When Americans cannot be trusted to save themselves, the government does it for them--at least that's the story of mandatory car insurance, seat-belt laws and smoking bans. But when it comes to preventing disasters, the rules are different. The message, says Paul Farmer, executive director of the American Planning Association, is consistent: "We will help you build where you shouldn't, we'll rescue you when things go wrong, and then we'll help you rebuild again in the same place."
In New Orleans, for example, many people in positions of power knew full well that the entire city should not be rebuilt after Katrina. They were quietly counting on the Federal Government to play the heavy. FEMA was expected to release new building rules for the first time since 1984. The rules would determine which areas and structures the Federal Government would insure against floods.

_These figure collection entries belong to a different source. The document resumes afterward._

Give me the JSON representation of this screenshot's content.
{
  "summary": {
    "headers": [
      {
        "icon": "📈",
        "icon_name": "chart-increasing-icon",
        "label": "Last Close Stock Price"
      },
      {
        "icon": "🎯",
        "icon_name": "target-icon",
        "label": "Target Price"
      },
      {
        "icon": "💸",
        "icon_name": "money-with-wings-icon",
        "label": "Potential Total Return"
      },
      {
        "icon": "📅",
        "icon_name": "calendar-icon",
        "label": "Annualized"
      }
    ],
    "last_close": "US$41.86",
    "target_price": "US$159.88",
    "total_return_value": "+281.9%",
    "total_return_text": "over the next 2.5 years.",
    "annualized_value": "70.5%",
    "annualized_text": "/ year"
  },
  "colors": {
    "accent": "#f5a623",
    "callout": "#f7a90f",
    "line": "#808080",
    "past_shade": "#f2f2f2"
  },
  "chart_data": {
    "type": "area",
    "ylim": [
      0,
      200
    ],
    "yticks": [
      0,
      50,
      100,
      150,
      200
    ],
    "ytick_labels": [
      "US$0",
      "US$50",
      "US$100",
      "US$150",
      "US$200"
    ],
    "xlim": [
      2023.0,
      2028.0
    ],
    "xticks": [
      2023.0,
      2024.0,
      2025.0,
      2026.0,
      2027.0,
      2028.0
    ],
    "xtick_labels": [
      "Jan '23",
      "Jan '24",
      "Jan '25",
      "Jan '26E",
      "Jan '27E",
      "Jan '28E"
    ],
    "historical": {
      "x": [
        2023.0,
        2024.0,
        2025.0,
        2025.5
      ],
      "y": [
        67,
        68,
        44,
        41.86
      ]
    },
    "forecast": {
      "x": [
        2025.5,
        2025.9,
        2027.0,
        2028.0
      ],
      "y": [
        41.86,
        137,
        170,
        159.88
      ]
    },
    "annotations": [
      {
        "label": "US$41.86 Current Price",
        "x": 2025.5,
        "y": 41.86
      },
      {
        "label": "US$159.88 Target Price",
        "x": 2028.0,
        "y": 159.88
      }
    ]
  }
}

Everything else would be lost, and the feds would be the perfect scapegoats. In April FEMA released its new guidelines. But instead of banning development in areas that are extremely likely to flood again, FEMA blinked. The major new requirement was that some houses be built 3 ft. off the ground--even though Katrina flooded up to 20 ft. in some neighborhoods.

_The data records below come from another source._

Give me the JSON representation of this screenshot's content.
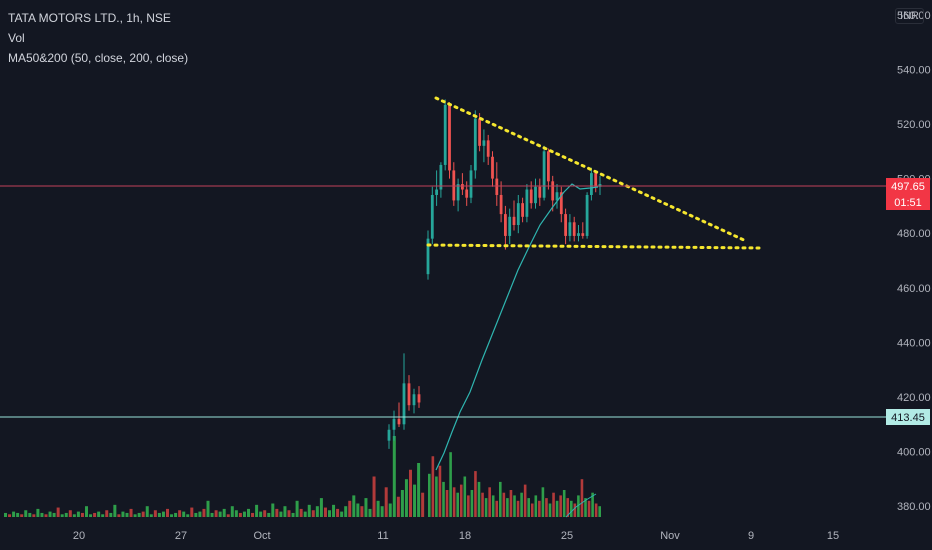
{
  "header": {
    "symbol_line": "TATA MOTORS LTD., 1h, NSE",
    "volume_label": "Vol",
    "ma_label": "MA50&200 (50, close, 200, close)"
  },
  "currency": "INR",
  "colors": {
    "background": "#131722",
    "up": "#26a69a",
    "down": "#ef5350",
    "vol_up": "#2e9e4a",
    "vol_down": "#b23a3a",
    "ma": "#2fb5b0",
    "pattern": "#f5e62e",
    "price_line": "#c2405a",
    "level_line": "#9ae3d9"
  },
  "badges": {
    "last_price": "497.65",
    "countdown": "01:51",
    "level": "413.45"
  },
  "chart_data": {
    "type": "candlestick",
    "title": "TATA MOTORS LTD., 1h, NSE",
    "ylim": [
      376,
      560
    ],
    "y_ticks": [
      "380.00",
      "400.00",
      "420.00",
      "440.00",
      "460.00",
      "480.00",
      "500.00",
      "520.00",
      "540.00",
      "560.00"
    ],
    "x_ticks": [
      "20",
      "27",
      "Oct",
      "11",
      "18",
      "25",
      "Nov",
      "9",
      "15"
    ],
    "candles": [
      {
        "o": 465,
        "h": 481,
        "l": 463,
        "c": 478
      },
      {
        "o": 478,
        "h": 497,
        "l": 476,
        "c": 494
      },
      {
        "o": 494,
        "h": 503,
        "l": 490,
        "c": 496
      },
      {
        "o": 496,
        "h": 506,
        "l": 493,
        "c": 505
      },
      {
        "o": 505,
        "h": 529,
        "l": 503,
        "c": 527
      },
      {
        "o": 527,
        "h": 528,
        "l": 500,
        "c": 503
      },
      {
        "o": 503,
        "h": 506,
        "l": 490,
        "c": 492
      },
      {
        "o": 492,
        "h": 500,
        "l": 488,
        "c": 498
      },
      {
        "o": 498,
        "h": 502,
        "l": 494,
        "c": 496
      },
      {
        "o": 496,
        "h": 499,
        "l": 490,
        "c": 493
      },
      {
        "o": 493,
        "h": 505,
        "l": 491,
        "c": 503
      },
      {
        "o": 503,
        "h": 525,
        "l": 500,
        "c": 522
      },
      {
        "o": 522,
        "h": 524,
        "l": 510,
        "c": 512
      },
      {
        "o": 512,
        "h": 518,
        "l": 506,
        "c": 514
      },
      {
        "o": 514,
        "h": 516,
        "l": 505,
        "c": 508
      },
      {
        "o": 508,
        "h": 510,
        "l": 497,
        "c": 500
      },
      {
        "o": 500,
        "h": 506,
        "l": 490,
        "c": 494
      },
      {
        "o": 494,
        "h": 499,
        "l": 484,
        "c": 487
      },
      {
        "o": 487,
        "h": 490,
        "l": 474,
        "c": 479
      },
      {
        "o": 479,
        "h": 489,
        "l": 476,
        "c": 486
      },
      {
        "o": 486,
        "h": 492,
        "l": 481,
        "c": 483
      },
      {
        "o": 483,
        "h": 494,
        "l": 480,
        "c": 491
      },
      {
        "o": 491,
        "h": 493,
        "l": 484,
        "c": 486
      },
      {
        "o": 486,
        "h": 498,
        "l": 484,
        "c": 496
      },
      {
        "o": 496,
        "h": 499,
        "l": 489,
        "c": 491
      },
      {
        "o": 491,
        "h": 500,
        "l": 489,
        "c": 497
      },
      {
        "o": 497,
        "h": 500,
        "l": 490,
        "c": 493
      },
      {
        "o": 493,
        "h": 512,
        "l": 492,
        "c": 510
      },
      {
        "o": 510,
        "h": 511,
        "l": 496,
        "c": 499
      },
      {
        "o": 499,
        "h": 501,
        "l": 488,
        "c": 492
      },
      {
        "o": 492,
        "h": 498,
        "l": 489,
        "c": 495
      },
      {
        "o": 495,
        "h": 497,
        "l": 484,
        "c": 487
      },
      {
        "o": 487,
        "h": 489,
        "l": 476,
        "c": 479
      },
      {
        "o": 479,
        "h": 487,
        "l": 477,
        "c": 484
      },
      {
        "o": 484,
        "h": 486,
        "l": 477,
        "c": 479
      },
      {
        "o": 479,
        "h": 483,
        "l": 477,
        "c": 480
      },
      {
        "o": 480,
        "h": 484,
        "l": 478,
        "c": 479
      },
      {
        "o": 479,
        "h": 495,
        "l": 478,
        "c": 494
      },
      {
        "o": 494,
        "h": 504,
        "l": 492,
        "c": 502
      },
      {
        "o": 502,
        "h": 503,
        "l": 495,
        "c": 497
      },
      {
        "o": 497,
        "h": 501,
        "l": 494,
        "c": 498
      }
    ],
    "pre_gap_candles": [
      {
        "o": 404,
        "h": 410,
        "l": 401,
        "c": 408
      },
      {
        "o": 408,
        "h": 415,
        "l": 404,
        "c": 412
      },
      {
        "o": 412,
        "h": 418,
        "l": 409,
        "c": 410
      },
      {
        "o": 410,
        "h": 436,
        "l": 408,
        "c": 425
      },
      {
        "o": 425,
        "h": 428,
        "l": 415,
        "c": 417
      },
      {
        "o": 417,
        "h": 423,
        "l": 414,
        "c": 421
      },
      {
        "o": 421,
        "h": 424,
        "l": 416,
        "c": 418
      }
    ],
    "volume_max": 100,
    "volumes_early": [
      3,
      2,
      4,
      3,
      2,
      5,
      3,
      2,
      6,
      3,
      2,
      4,
      3,
      7,
      2,
      3,
      5,
      2,
      4,
      3,
      8,
      2,
      3,
      4,
      2,
      5,
      3,
      9,
      2,
      4,
      3,
      6,
      2,
      3,
      4,
      8,
      2,
      5,
      3,
      4,
      6,
      2,
      3,
      5,
      4,
      2,
      7,
      3,
      4,
      6,
      12,
      3,
      5,
      4,
      6,
      2,
      8,
      5,
      3,
      4,
      6,
      3,
      9,
      4,
      5,
      3,
      10,
      6,
      4,
      8,
      5,
      3,
      12,
      6,
      4,
      9,
      5,
      8,
      14,
      7,
      5,
      9,
      6,
      4,
      8,
      12,
      16,
      10,
      8,
      14,
      6,
      30,
      12,
      8,
      22,
      10,
      60,
      15,
      20,
      28,
      35,
      24,
      40,
      18
    ],
    "volumes_late": [
      32,
      45,
      30,
      38,
      26,
      20,
      48,
      22,
      18,
      24,
      30,
      16,
      20,
      34,
      26,
      18,
      14,
      22,
      16,
      12,
      26,
      18,
      14,
      20,
      16,
      12,
      18,
      24,
      14,
      10,
      16,
      12,
      22,
      14,
      10,
      18,
      12,
      16,
      20,
      14,
      12,
      10,
      16,
      28,
      14,
      12,
      18,
      10,
      8
    ],
    "ma_label_short": "MA50&200"
  }
}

Nationwide, only 20% of American homes at risk for floods are covered by flood insurance. Private insurers largely refuse to offer it because floods are such a sure thing. In certain flood-prone areas, the Federal Government requires people to buy policies from the government's National Flood Insurance Program to get a mortgage loan. But the program has never worked even remotely as insurance should. It has never priced people out of living in insanely risky areas. Instead, too few places are included in the must-insure category, and premiums are kept artificially low. This year, despite brave talk about finally fixing the program, Congress caved in to short-sighted constituents and real estate interests and failed to make major changes.